Now over time, faithful Christians started to do something quite interesting. We started to universalize the Magi. We began to paint them, to depict them in art, as hailing from the three known continents of the ancient world: one from Asia, one from Africa, and one from Europe, representing respectively Shem, Ham, and Japheth, the three sons of Noah who repopulated the earth after the great Flood. Moreover, one Magus came to appear as a clean-faced youth, another as a man in the prime of life, and the third elderly. Thus collectively did the Magi come to symbolize every continent, every race, and every stage of life, all together seeking out Jesus.

Here then we have the real secret of the Magi: the fact that they represent not some strange foreign country or religion, but all of us, no matter who we are, all the people of the world who would search for a sign, for a hope, for a Savior. As Christians we believe that the Church is Israel fulfilled: not a New Israel to replace the old but the old Israel broken open, universalized, so that now entrance to the family of God has been thrown open to all the peoples of the world.

We are brought into this family by adoption, grafted on as new branches of an ancient vine, gathered from the four corners of the earth from out of every tribe, every race, and every religion under heaven. The birth of Jesus fulfills not only the hope and promise given to His Jewish children, but to all those of every clime and creed spiritually yearning for God.

It is no accident that the Magi were led to the infant Christ by a Star. The wisdom of these Wise Men represents the knowledge of God made available to every person of reason and goodwill through the glories and harmonies of Creation. Nature proclaims her Maker’s praise, and the Magi represent the variegated religions arising from the One Divine Mystery at the heart of all human experience: a spiritual Mystery that is itself beyond all bounds of visible or tangible Nature.

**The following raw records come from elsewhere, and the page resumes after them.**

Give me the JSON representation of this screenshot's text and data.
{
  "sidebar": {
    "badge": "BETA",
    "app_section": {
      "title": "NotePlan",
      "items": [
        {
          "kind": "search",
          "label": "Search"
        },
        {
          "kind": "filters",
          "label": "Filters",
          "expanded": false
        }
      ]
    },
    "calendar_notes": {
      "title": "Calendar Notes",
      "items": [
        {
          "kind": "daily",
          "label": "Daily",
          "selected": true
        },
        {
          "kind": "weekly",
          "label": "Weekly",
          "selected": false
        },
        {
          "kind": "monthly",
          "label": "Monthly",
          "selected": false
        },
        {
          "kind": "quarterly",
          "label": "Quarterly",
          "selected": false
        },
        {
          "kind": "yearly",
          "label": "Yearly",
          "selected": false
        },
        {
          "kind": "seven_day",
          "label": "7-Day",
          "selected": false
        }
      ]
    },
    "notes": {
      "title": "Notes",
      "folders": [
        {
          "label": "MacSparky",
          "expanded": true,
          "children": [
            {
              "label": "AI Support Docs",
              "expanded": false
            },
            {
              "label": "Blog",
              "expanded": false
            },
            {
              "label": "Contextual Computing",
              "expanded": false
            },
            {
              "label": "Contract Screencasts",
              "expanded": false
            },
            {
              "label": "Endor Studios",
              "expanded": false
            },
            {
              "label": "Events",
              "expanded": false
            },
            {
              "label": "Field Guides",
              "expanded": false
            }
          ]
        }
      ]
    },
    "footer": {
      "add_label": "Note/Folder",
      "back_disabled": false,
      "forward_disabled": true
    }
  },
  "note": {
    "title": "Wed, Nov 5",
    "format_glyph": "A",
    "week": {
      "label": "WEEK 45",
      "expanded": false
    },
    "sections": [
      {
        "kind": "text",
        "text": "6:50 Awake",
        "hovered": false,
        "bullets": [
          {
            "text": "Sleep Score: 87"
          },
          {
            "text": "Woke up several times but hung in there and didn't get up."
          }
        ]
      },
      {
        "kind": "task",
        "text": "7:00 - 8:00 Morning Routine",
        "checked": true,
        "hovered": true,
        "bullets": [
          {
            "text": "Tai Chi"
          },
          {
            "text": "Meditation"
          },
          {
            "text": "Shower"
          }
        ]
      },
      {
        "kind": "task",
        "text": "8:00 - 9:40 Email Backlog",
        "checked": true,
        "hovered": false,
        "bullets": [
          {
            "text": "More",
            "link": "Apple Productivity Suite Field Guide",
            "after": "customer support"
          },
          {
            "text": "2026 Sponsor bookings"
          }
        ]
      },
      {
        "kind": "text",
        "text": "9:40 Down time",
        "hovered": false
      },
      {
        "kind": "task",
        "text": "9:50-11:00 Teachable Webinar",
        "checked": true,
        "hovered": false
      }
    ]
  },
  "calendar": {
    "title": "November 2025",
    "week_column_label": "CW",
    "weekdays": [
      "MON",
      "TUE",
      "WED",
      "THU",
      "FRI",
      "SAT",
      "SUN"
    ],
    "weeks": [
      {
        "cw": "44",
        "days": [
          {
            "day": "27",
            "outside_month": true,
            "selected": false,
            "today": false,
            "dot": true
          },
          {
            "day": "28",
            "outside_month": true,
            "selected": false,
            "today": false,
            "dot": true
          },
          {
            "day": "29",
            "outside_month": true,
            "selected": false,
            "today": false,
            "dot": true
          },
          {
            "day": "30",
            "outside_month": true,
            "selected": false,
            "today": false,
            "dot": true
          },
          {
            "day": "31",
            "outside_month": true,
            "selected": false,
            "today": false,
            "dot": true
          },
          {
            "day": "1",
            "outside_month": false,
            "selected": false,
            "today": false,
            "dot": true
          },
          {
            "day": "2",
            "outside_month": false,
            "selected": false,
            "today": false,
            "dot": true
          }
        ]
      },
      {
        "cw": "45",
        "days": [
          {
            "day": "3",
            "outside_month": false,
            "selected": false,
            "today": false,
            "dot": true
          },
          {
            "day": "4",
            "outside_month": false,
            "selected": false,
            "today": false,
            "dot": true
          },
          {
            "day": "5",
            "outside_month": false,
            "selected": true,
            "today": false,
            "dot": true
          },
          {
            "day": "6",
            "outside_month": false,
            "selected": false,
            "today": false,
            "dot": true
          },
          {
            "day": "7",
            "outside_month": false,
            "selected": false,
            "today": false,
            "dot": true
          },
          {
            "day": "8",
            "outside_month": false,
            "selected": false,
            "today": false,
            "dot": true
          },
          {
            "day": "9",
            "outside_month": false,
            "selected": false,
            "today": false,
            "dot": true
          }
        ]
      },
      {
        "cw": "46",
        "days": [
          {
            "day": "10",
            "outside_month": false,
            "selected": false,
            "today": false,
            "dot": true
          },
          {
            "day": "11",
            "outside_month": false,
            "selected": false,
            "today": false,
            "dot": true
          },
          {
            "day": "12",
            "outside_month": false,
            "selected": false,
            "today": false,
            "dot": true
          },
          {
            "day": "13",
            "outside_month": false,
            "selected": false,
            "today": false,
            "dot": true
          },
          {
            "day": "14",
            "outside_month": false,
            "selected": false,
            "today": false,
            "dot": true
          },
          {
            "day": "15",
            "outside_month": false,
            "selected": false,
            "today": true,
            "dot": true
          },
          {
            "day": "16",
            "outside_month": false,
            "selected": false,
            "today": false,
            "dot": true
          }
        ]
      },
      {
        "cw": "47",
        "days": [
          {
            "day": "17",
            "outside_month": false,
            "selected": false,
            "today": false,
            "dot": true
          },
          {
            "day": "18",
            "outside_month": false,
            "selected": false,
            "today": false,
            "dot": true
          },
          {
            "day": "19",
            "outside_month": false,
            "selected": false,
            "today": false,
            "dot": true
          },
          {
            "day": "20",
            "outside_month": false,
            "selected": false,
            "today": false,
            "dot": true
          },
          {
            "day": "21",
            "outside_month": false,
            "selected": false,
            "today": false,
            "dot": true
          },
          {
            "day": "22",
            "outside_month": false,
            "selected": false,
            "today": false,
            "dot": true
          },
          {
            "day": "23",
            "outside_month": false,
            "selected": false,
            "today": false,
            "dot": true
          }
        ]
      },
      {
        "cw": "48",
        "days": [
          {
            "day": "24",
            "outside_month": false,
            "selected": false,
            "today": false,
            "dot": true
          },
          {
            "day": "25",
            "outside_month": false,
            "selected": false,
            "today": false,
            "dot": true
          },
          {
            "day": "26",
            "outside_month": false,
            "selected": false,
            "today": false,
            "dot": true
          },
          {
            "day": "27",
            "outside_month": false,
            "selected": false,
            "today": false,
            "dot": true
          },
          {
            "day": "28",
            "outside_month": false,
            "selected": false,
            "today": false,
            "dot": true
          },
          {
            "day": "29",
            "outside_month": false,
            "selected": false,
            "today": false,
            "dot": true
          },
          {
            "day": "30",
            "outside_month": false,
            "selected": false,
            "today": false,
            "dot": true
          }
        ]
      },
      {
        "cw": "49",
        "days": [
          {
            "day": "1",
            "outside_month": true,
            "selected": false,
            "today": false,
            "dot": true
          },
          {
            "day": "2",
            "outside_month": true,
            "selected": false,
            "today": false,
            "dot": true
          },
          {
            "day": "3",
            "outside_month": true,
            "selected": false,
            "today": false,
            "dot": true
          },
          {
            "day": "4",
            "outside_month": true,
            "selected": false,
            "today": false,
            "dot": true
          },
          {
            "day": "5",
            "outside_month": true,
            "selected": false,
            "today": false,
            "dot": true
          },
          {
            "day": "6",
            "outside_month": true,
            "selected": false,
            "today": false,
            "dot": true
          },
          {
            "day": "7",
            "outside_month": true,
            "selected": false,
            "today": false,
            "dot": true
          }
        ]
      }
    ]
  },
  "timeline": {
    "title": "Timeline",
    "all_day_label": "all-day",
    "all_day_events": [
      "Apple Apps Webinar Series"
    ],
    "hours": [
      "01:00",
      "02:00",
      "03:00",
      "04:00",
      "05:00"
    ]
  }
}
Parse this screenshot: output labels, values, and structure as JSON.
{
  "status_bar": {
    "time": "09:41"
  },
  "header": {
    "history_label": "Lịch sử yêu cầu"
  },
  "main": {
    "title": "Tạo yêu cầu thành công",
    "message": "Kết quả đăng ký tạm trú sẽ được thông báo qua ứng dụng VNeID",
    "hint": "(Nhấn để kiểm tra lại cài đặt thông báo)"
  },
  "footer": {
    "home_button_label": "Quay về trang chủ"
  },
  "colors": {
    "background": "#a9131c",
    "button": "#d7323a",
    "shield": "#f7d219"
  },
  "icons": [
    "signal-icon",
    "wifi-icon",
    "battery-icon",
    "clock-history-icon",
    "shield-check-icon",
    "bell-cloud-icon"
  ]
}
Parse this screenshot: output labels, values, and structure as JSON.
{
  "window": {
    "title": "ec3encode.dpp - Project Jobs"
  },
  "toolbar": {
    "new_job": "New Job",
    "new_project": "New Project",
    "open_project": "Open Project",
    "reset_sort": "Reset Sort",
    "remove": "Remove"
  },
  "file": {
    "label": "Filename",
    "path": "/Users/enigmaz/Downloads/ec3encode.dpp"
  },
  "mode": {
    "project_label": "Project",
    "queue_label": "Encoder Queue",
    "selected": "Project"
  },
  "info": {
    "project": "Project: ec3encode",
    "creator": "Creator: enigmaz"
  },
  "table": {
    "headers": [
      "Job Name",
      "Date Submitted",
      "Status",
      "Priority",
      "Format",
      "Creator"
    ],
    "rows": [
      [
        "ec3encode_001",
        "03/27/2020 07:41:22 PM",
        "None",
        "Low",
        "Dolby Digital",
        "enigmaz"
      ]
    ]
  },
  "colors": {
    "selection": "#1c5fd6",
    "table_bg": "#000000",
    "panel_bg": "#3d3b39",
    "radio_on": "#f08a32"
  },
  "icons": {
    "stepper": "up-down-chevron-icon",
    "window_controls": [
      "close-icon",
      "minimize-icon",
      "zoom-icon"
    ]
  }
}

The wonders of Creation naturally lead Man to religion. “Natural religion,” we call this. Yet natural religion can only take us so far. For us to truly know God as more than Mystery, more than unknowable transcendent Majesty, He must reveal Himself to us. He must bow down to our level when we cannot ascend to His. Thus the Magi can follow the Star to Israel, but there must consult biblical revelation in order to encounter Jesus and worship God face to face.

Nature, philosophy, religion itself all call us to seek out Christ. He is our King and God and Sacrifice, our Creator come down to earth, the Maker of Man made man. We seek Him, indeed, until He finds us. And then all worldly science and wisdom fall short, and we must either fall down and worship the Child as Magi—or else seek to destroy Him and all His family, as does Herod.

Wise Men seek Jesus because He is Wisdom Herself made flesh. He is Truth and Beauty and Goodness incarnate. He is everything we’ve ever longed for, come down from Heaven to bring us home. The Star may point the way, but it is the Child who directs the Star. Seek out Wisdom and you will find Him, for Wisdom is seeking you.

In the Name of the Father and of the +Son and of the Holy Spirit. Amen.